Been working for a fully-distributed remote work company for about 15 years. I think one of the difficult things a lot of orgs are going to discover is that there’s a big difference between “surviving WFH” and “being a remote-friendly company.” Individual workers are getting tons of advice right now, my only input is for people trying to wrangle teams:
- Don’t judge or micromanage what people are doing moment-to-moment. Let them accomplish their tasks however works for them.
- Others have said this, but it’s true: move as much explanatory communication as possible to shared docs with commenting/suggestion turned on, and a deadline for “closure.”
- Realtime meetings (esp with video) are cognitively and psychologically intensive, esp when team members are working in new/stressful/unfamiliar environments.
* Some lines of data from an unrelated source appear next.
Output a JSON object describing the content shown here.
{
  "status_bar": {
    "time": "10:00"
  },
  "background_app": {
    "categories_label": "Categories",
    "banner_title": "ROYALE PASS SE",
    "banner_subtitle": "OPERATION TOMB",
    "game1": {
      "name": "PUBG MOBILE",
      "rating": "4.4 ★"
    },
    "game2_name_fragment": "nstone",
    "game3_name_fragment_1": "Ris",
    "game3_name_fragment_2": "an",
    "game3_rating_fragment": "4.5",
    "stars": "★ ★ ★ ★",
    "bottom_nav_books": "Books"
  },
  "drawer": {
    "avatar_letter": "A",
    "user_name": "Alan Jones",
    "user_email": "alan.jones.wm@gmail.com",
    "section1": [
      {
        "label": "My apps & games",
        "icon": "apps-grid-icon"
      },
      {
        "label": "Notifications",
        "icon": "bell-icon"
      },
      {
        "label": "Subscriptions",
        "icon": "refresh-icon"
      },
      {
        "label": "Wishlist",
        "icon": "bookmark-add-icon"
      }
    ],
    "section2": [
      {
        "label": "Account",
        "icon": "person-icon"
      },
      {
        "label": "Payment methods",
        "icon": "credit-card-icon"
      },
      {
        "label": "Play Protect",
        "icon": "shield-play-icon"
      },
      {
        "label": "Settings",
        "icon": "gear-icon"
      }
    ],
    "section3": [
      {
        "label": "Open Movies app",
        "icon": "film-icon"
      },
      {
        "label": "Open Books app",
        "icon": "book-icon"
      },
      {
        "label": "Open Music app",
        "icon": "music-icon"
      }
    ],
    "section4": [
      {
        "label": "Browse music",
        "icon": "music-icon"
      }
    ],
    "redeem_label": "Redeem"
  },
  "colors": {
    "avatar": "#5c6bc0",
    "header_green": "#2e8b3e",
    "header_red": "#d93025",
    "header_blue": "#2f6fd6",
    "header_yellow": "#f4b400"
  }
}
Whenever possible save them for celebration, connection, ideation rather than information-dumps.
- As a team lead/manager, dialing up the amount of time you spend in 1:1s seeing if people have what they need, and how they’re doing, should be going up rather than down. When remote, you can’t rely on “pass in the hall” nods and greetings to weigh how everyone’s doing.
- Finally, as a lead or manager, you have to be gentler on YOURSELF under current circumstances, too. Lots of things are going to fall through the cracks because there are more and bigger cracks. Tho it’s not remote-specific, @rands has lots of great advice in “Managing Humans.”